Je sature. Mon esprit surentrainé sature lui aussi. J’ai un poids immense sur la poitrine : je ne peux plus respirer normalement depuis des semaines. Après avoir accusé mon mec de tous mes maux je me rends compte qu’il n’en est rien et m’auto-proclame malade potentielle : cancer des poumons ? Non je ne regarderai pas sur doctissimo, sous peine de me trouver 10 maladies rares et incurables. Et si le mal s’appelait angoisse immense dont l’origine serait liée à notre style de vie ?

 

Définition de saturer du dictionnaire Larousse : Fournir ou subir quelque chose jusqu’à une quantité ou un niveau excessifs.

SUBIR. C’est cela : je subis, nous subissons, nous nous plions sans cesse à la dictature de l’image parfaite, de l’over disponibilité, de l’esprit ouvert et de la tolérance exacerbée. Subir à l’excès.

 

N’avez-vous jamais remarqué lors de vos dîners ou autre apéros dinatoires ? Vos amis ou vous-même, les yeux rivés sur votre portable : à actualiser machinalement vos boites mails ou vos fils d’actus facebook, instagram ou autre. Oui, tout en parlant, évidemment, car nous savons bien faire plusieurs choses à la fois, n’est-ce pas ? Nous sommes même très souvent passés maitres en la matière. Maitres du néant, maitres du vide.

 

Voyez-vous mon esprit est tellement entrainé qu’il peut carrément soutenir une conversation, faire un post instagram, écrire un article et consoler une copine sur whatsapp et tout cela en même temps. Mes doigts pianotent plus vite que leurs ombres et # et autres followers n’ont plus aucun secret pour moi.

 

Oui mais voilà, depuis quelques mois, je ne respire plus. Un éléphant obèse est assis bien confortablement sur ma poitrine. Il est posé, tranquille et ne compte pas partir immédiatement. J’ai essayé en vain de le déloger à coups de : c’est bientôt les vacances, aucune raison de paniquer, je vais me remettre au yoga ou à la méditation, etc, etc.
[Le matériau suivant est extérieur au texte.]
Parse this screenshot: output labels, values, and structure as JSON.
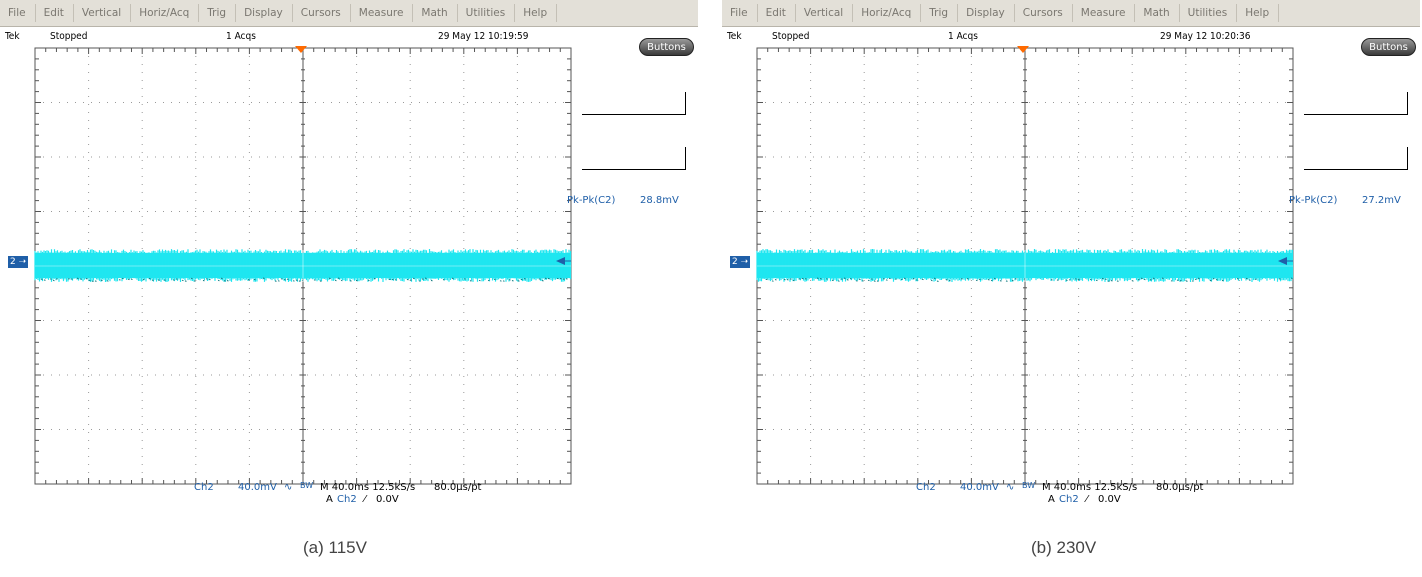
{
  "menu": [
    "File",
    "Edit",
    "Vertical",
    "Horiz/Acq",
    "Trig",
    "Display",
    "Cursors",
    "Measure",
    "Math",
    "Utilities",
    "Help"
  ],
  "colors": {
    "trace": "#1fe6f0",
    "accent": "#1f5fa8",
    "trigger_marker": "#ff6a00",
    "menubar": "#e3e0d8"
  },
  "panels": [
    {
      "brand": "Tek",
      "state": "Stopped",
      "acqs": "1 Acqs",
      "datetime": "29 May 12 10:19:59",
      "buttons_label": "Buttons",
      "measurement": {
        "label": "Pk-Pk(C2)",
        "value": "28.8mV"
      },
      "channel_marker": "2",
      "bottom": {
        "channel": "Ch2",
        "scale": "40.0mV",
        "bw": "BW",
        "timebase": "M 40.0ms 12.5kS/s",
        "resolution": "80.0µs/pt",
        "trigger_prefix": "A",
        "trigger_source": "Ch2",
        "trigger_slope": "⁄",
        "trigger_level": "0.0V"
      },
      "caption": "(a) 115V"
    },
    {
      "brand": "Tek",
      "state": "Stopped",
      "acqs": "1 Acqs",
      "datetime": "29 May 12 10:20:36",
      "buttons_label": "Buttons",
      "measurement": {
        "label": "Pk-Pk(C2)",
        "value": "27.2mV"
      },
      "channel_marker": "2",
      "bottom": {
        "channel": "Ch2",
        "scale": "40.0mV",
        "bw": "BW",
        "timebase": "M 40.0ms 12.5kS/s",
        "resolution": "80.0µs/pt",
        "trigger_prefix": "A",
        "trigger_source": "Ch2",
        "trigger_slope": "⁄",
        "trigger_level": "0.0V"
      },
      "caption": "(b) 230V"
    }
  ]
}
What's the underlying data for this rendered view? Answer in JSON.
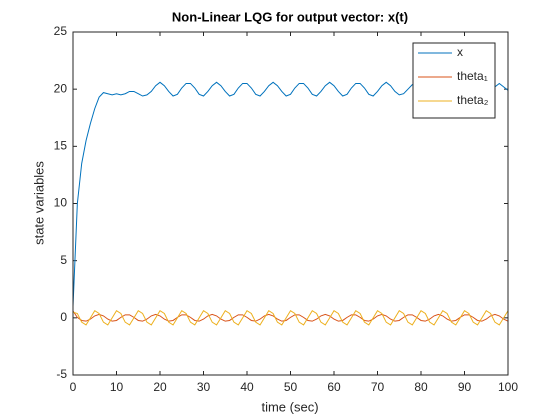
{
  "chart_data": {
    "type": "line",
    "title": "Non-Linear LQG for output vector: x(t)",
    "xlabel": "time (sec)",
    "ylabel": "state variables",
    "x": [
      0,
      1,
      2,
      3,
      4,
      5,
      6,
      7,
      8,
      9,
      10,
      11,
      12,
      13,
      14,
      15,
      16,
      17,
      18,
      19,
      20,
      21,
      22,
      23,
      24,
      25,
      26,
      27,
      28,
      29,
      30,
      31,
      32,
      33,
      34,
      35,
      36,
      37,
      38,
      39,
      40,
      41,
      42,
      43,
      44,
      45,
      46,
      47,
      48,
      49,
      50,
      51,
      52,
      53,
      54,
      55,
      56,
      57,
      58,
      59,
      60,
      61,
      62,
      63,
      64,
      65,
      66,
      67,
      68,
      69,
      70,
      71,
      72,
      73,
      74,
      75,
      76,
      77,
      78,
      79,
      80,
      81,
      82,
      83,
      84,
      85,
      86,
      87,
      88,
      89,
      90,
      91,
      92,
      93,
      94,
      95,
      96,
      97,
      98,
      99,
      100
    ],
    "series": [
      {
        "name": "x",
        "color": "#0072BD",
        "values": [
          1,
          10,
          13.5,
          15.5,
          17,
          18.3,
          19.3,
          19.7,
          19.6,
          19.5,
          19.6,
          19.5,
          19.6,
          19.8,
          19.8,
          19.6,
          19.4,
          19.5,
          19.8,
          20.3,
          20.6,
          20.3,
          19.8,
          19.4,
          19.55,
          20.1,
          20.5,
          20.5,
          20.1,
          19.55,
          19.4,
          19.8,
          20.3,
          20.6,
          20.3,
          19.8,
          19.4,
          19.55,
          20.1,
          20.5,
          20.5,
          20.1,
          19.55,
          19.4,
          19.8,
          20.3,
          20.6,
          20.3,
          19.8,
          19.4,
          19.55,
          20.1,
          20.5,
          20.5,
          20.1,
          19.55,
          19.4,
          19.8,
          20.3,
          20.6,
          20.3,
          19.8,
          19.4,
          19.55,
          20.1,
          20.5,
          20.5,
          20.1,
          19.55,
          19.4,
          19.8,
          20.3,
          20.6,
          20.3,
          19.8,
          19.5,
          19.6,
          20.0,
          20.4,
          20.4,
          20.0,
          19.6,
          19.5,
          19.8,
          20.2,
          20.5,
          20.2,
          19.8,
          19.5,
          19.6,
          20.0,
          20.4,
          20.4,
          20.0,
          19.6,
          19.5,
          19.8,
          20.2,
          20.5,
          20.2,
          19.9
        ]
      },
      {
        "name": "theta₁",
        "color": "#D95319",
        "values": [
          0.6,
          0.04,
          -0.23,
          -0.29,
          -0.11,
          0.17,
          0.3,
          0.17,
          -0.11,
          -0.29,
          -0.23,
          0.04,
          0.26,
          0.26,
          0.04,
          -0.23,
          -0.29,
          -0.11,
          0.17,
          0.3,
          0.17,
          -0.11,
          -0.29,
          -0.23,
          0.04,
          0.26,
          0.26,
          0.04,
          -0.23,
          -0.29,
          -0.11,
          0.17,
          0.3,
          0.17,
          -0.11,
          -0.29,
          -0.23,
          0.04,
          0.26,
          0.26,
          0.04,
          -0.23,
          -0.29,
          -0.11,
          0.17,
          0.3,
          0.17,
          -0.11,
          -0.29,
          -0.23,
          0.04,
          0.26,
          0.26,
          0.04,
          -0.23,
          -0.29,
          -0.11,
          0.17,
          0.3,
          0.17,
          -0.11,
          -0.29,
          -0.23,
          0.04,
          0.26,
          0.26,
          0.04,
          -0.23,
          -0.29,
          -0.11,
          0.17,
          0.3,
          0.17,
          -0.11,
          -0.29,
          -0.23,
          0.04,
          0.26,
          0.26,
          0.04,
          -0.23,
          -0.29,
          -0.11,
          0.17,
          0.3,
          0.17,
          -0.11,
          -0.29,
          -0.23,
          0.04,
          0.26,
          0.26,
          0.04,
          -0.23,
          -0.29,
          -0.11,
          0.17,
          0.3,
          0.17,
          -0.11,
          -0.29
        ]
      },
      {
        "name": "theta₂",
        "color": "#EDB120",
        "values": [
          0.5,
          0.38,
          -0.38,
          -0.62,
          0,
          0.62,
          0.38,
          -0.38,
          -0.62,
          0,
          0.62,
          0.38,
          -0.38,
          -0.62,
          0,
          0.62,
          0.38,
          -0.38,
          -0.62,
          0,
          0.62,
          0.38,
          -0.38,
          -0.62,
          0,
          0.62,
          0.38,
          -0.38,
          -0.62,
          0,
          0.62,
          0.38,
          -0.38,
          -0.62,
          0,
          0.62,
          0.38,
          -0.38,
          -0.62,
          0,
          0.62,
          0.38,
          -0.38,
          -0.62,
          0,
          0.62,
          0.38,
          -0.38,
          -0.62,
          0,
          0.62,
          0.38,
          -0.38,
          -0.62,
          0,
          0.62,
          0.38,
          -0.38,
          -0.62,
          0,
          0.62,
          0.38,
          -0.38,
          -0.62,
          0,
          0.62,
          0.38,
          -0.38,
          -0.62,
          0,
          0.62,
          0.38,
          -0.38,
          -0.62,
          0,
          0.62,
          0.38,
          -0.38,
          -0.62,
          0,
          0.62,
          0.38,
          -0.38,
          -0.62,
          0,
          0.62,
          0.38,
          -0.38,
          -0.62,
          0,
          0.62,
          0.38,
          -0.38,
          -0.62,
          0,
          0.62,
          0.38,
          -0.38,
          -0.62,
          0,
          0.62
        ]
      }
    ],
    "xlim": [
      0,
      100
    ],
    "xticks": [
      0,
      10,
      20,
      30,
      40,
      50,
      60,
      70,
      80,
      90,
      100
    ],
    "ylim": [
      -5,
      25
    ],
    "yticks": [
      -5,
      0,
      5,
      10,
      15,
      20,
      25
    ],
    "legend": "northeast"
  }
}
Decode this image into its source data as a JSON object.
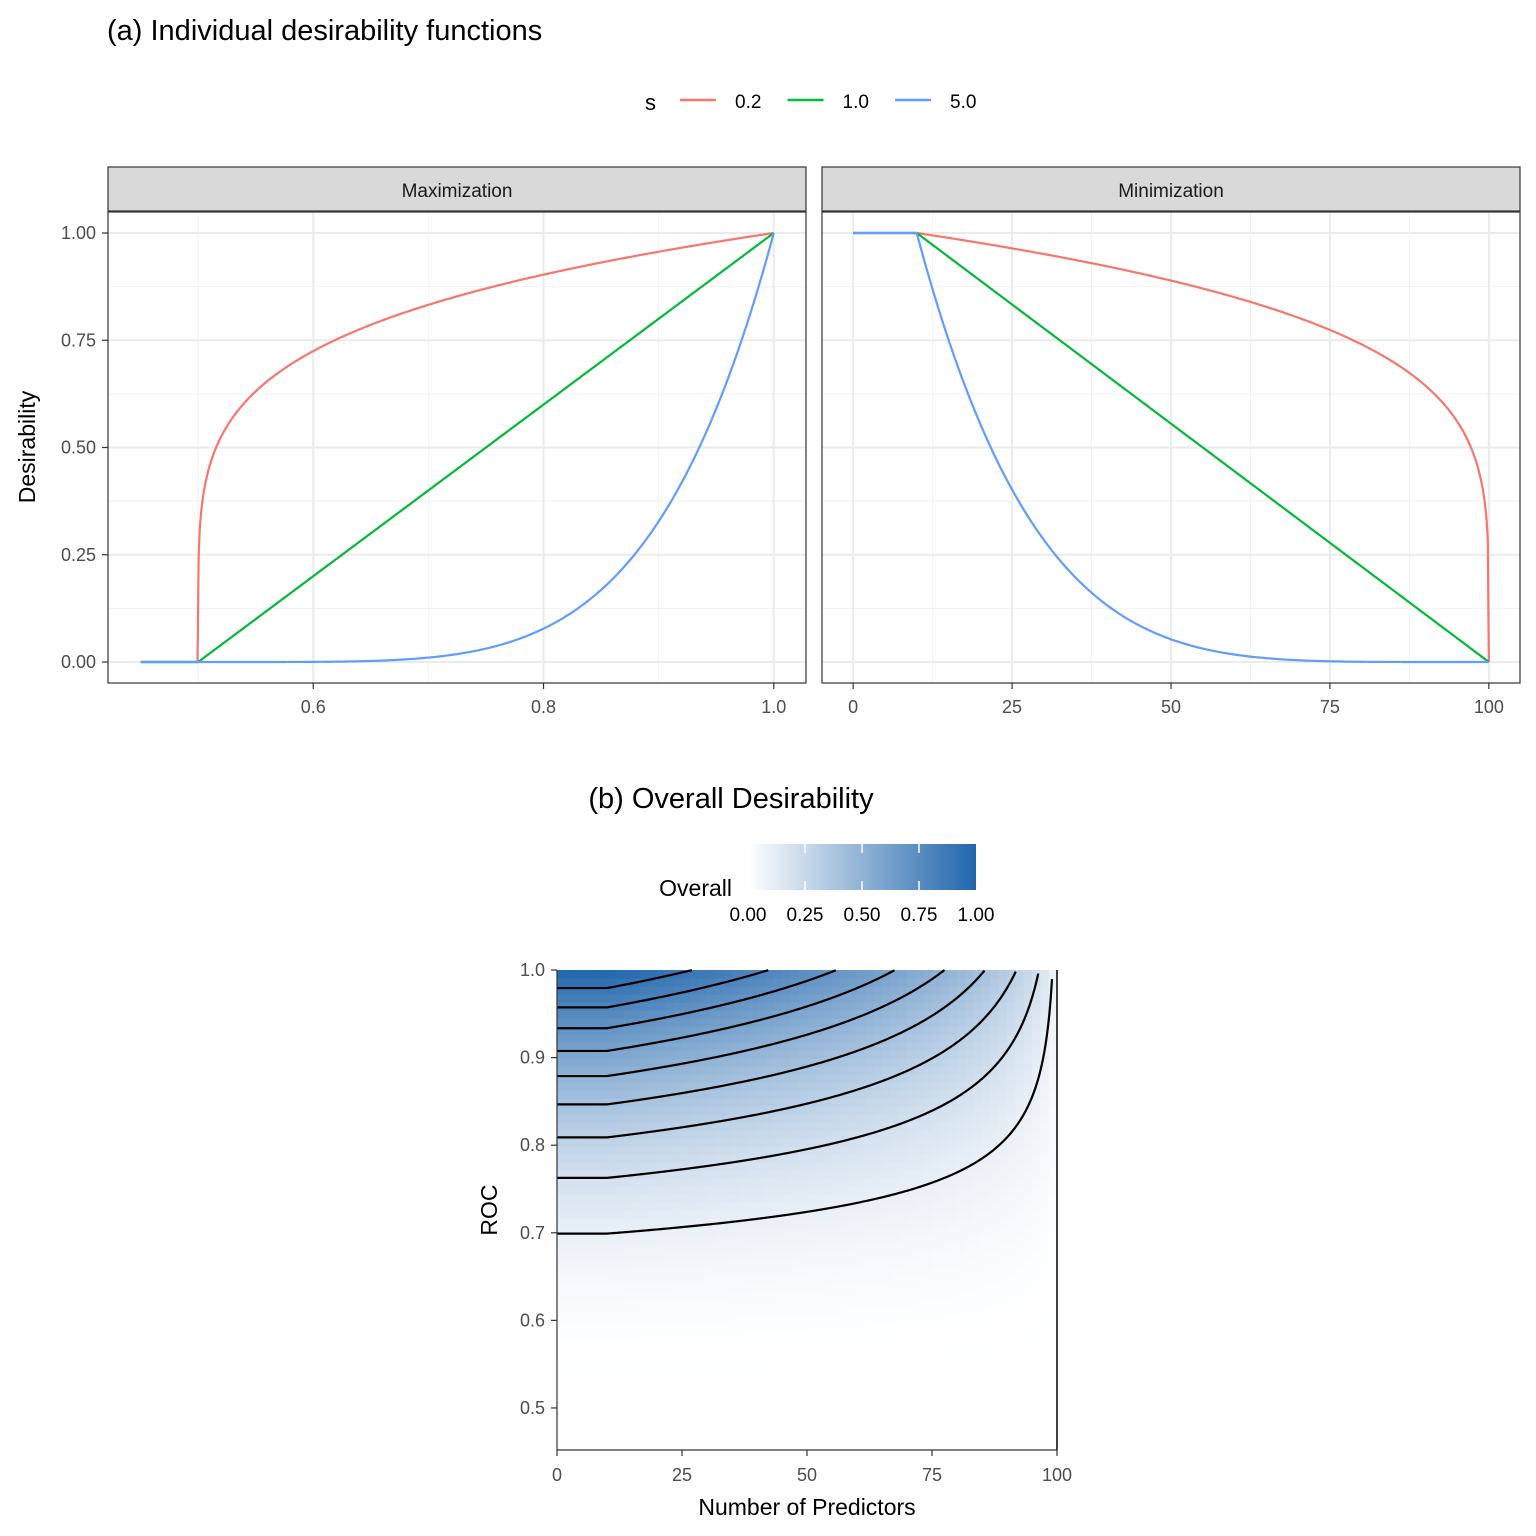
{
  "chart_data": [
    {
      "type": "line",
      "title": "(a) Individual desirability functions",
      "ylabel": "Desirability",
      "legend": {
        "title": "s",
        "position": "top",
        "entries": [
          {
            "label": "0.2",
            "s": 0.2,
            "color": "#F8766D"
          },
          {
            "label": "1.0",
            "s": 1.0,
            "color": "#00BA38"
          },
          {
            "label": "5.0",
            "s": 5.0,
            "color": "#619CFF"
          }
        ]
      },
      "ylim": [
        0,
        1
      ],
      "yticks": [
        "0.00",
        "0.25",
        "0.50",
        "0.75",
        "1.00"
      ],
      "yvalues": [
        0,
        0.25,
        0.5,
        0.75,
        1
      ],
      "facets": [
        {
          "label": "Maximization",
          "kind": "max",
          "low": 0.5,
          "high": 1.0,
          "xrange": [
            0.45,
            1.0
          ],
          "xlim": [
            0.4217,
            1.028
          ],
          "xticks": [
            "0.6",
            "0.8",
            "1.0"
          ],
          "xtickvalues": [
            0.6,
            0.8,
            1.0
          ],
          "xminor": [
            0.5,
            0.7,
            0.9
          ]
        },
        {
          "label": "Minimization",
          "kind": "min",
          "low": 10,
          "high": 100,
          "xrange": [
            0,
            100
          ],
          "xlim": [
            -4.9,
            104.9
          ],
          "xticks": [
            "0",
            "25",
            "50",
            "75",
            "100"
          ],
          "xtickvalues": [
            0,
            25,
            50,
            75,
            100
          ],
          "xminor": [
            12.5,
            37.5,
            62.5,
            87.5
          ]
        }
      ]
    },
    {
      "type": "heatmap",
      "title": "(b) Overall Desirability",
      "xlabel": "Number of Predictors",
      "ylabel": "ROC",
      "xlim": [
        0,
        100
      ],
      "ylim": [
        0.452,
        1.0
      ],
      "xticks": [
        "0",
        "25",
        "50",
        "75",
        "100"
      ],
      "xtickvalues": [
        0,
        25,
        50,
        75,
        100
      ],
      "yticks": [
        "0.5",
        "0.6",
        "0.7",
        "0.8",
        "0.9",
        "1.0"
      ],
      "ytickvalues": [
        0.5,
        0.6,
        0.7,
        0.8,
        0.9,
        1.0
      ],
      "fill": "Overall = geometric mean of ROC desirability (max, low 0.5, high 1.0, s 5) and predictors desirability (min, low 10, high 100, s 1)",
      "roc_desirability": {
        "low": 0.5,
        "high": 1.0,
        "s": 5
      },
      "predictor_desirability": {
        "low": 10,
        "high": 100,
        "s": 1
      },
      "contour_levels": [
        0.1,
        0.2,
        0.3,
        0.4,
        0.5,
        0.6,
        0.7,
        0.8,
        0.9
      ],
      "colorbar": {
        "title": "Overall",
        "ticks": [
          "0.00",
          "0.25",
          "0.50",
          "0.75",
          "1.00"
        ],
        "tickvalues": [
          0,
          0.25,
          0.5,
          0.75,
          1
        ],
        "low_color": "#FFFFFF",
        "high_color": "#2166AC"
      }
    }
  ]
}
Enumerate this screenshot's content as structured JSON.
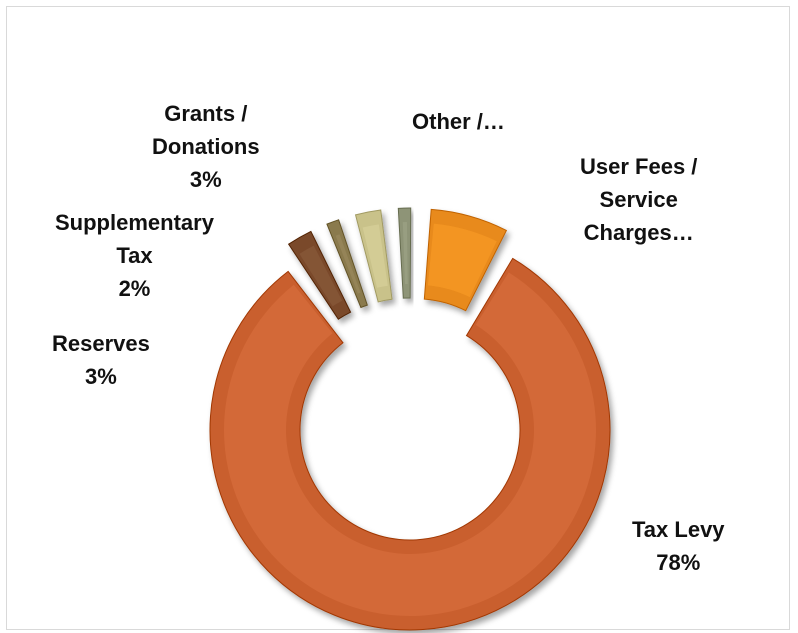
{
  "chart_data": {
    "type": "pie",
    "subtype": "exploded-doughnut-3d",
    "title": "",
    "slices": [
      {
        "label": "Tax Levy",
        "value_label": "78%",
        "value": 78,
        "color": "#C95F2E"
      },
      {
        "label": "Reserves",
        "value_label": "3%",
        "value": 3,
        "color": "#7A4A2C"
      },
      {
        "label": "Supplementary Tax",
        "value_label": "2%",
        "value": 2,
        "color": "#8A7A4E"
      },
      {
        "label": "Grants / Donations",
        "value_label": "3%",
        "value": 3,
        "color": "#C9C28A"
      },
      {
        "label": "Other /…",
        "value_label": "",
        "value": 2,
        "color": "#8E9477"
      },
      {
        "label": "User Fees / Service Charges…",
        "value_label": "",
        "value": 7,
        "color": "#E88A1A"
      }
    ],
    "legend": "none",
    "grid": false
  }
}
Mais rien. Il a décidé de rester, déterminé je le crois à me faire comprendre quelque chose d’essentiel, quelque chose de capital. Quel est mon réflexe ? L’ignorance. On m’a toujours dit qu’il n’y avait rien de pire à faire subir à quelqu’un que l’ignorance.

 

Oui mais ce quelqu’un que j’ignore ici : c’est moi-même. Il n’y a donc rien de pire que je puisse me faire subir (et dans l’excès s’il vous plait) : ne pas m’écouter, ni même me regarder.

Il y a des choses 1000 fois plus divertissantes à observer, merde : une yogi en tutu sur snapchat, mon ex qui part en vacances avec une nana horrible (si, si : hor-ri-ble), le gosse de la pote d’un pote d’une pote, croisée une fois en soirée, qui fait ses premiers pas, un post « happy Friday » hautement élevé spirituellement, un chat qui aboie, une recette healthy à base de graines introuvables, une coach enceinte de 6 mois qui n’a pas pris 2kg et qui arbore fièrement ses abdos tablettes de chocolat…En bref : une vie trépidante, exaltante, IRRÉELLE !

 

Sommes-nous tous tombés sur la tête, moi la première, pour déambuler dans la vie comme des walking dead, les yeux rivés sur un écran, à admirer ce qui nous entoure à travers des filtres instagram ?

 

De quoi avons-nous peur ? Que cherchons-nous à fuir derrière ces écrans fabuleux ? À quoi se résume notre expérience de vie ? Le travail, la pression sociale, le lien si lointain à la nature ou aux animaux (certains résistants parisiens se lancent dans l’aventure des sorties nocturnes avec un chien, à tous ceux-là je dis bravo), une comparaison excessive avec les autres êtres de notre espèce chelou, des vacances programmées en avance dans les mêmes lieux à la mode (il n’est pas vraiment rare de croiser son collègue après avoir fait 15h de voyage), poster les mêmes photos instagram qui prouvent que, oui mec, c’est toi qui as passé les meilleures vacances, dans le meilleur endroit, avec la plus belle vue du monde et des potes ultra smile, ultra lookés, panier dans une main (parce qu’on aime l’authenticité) et verre de rosé dans l’autre (car faut pas déconner c’est les vacances, on profite).

 

Vous allez vous dire que je fais sans doute des généralités et que nous ne sommes pas totalement asservis par cette technologie excessive, que nous sommes bien conscients de ces excès et que la déconnexion serait certainement d’une aide précieuse.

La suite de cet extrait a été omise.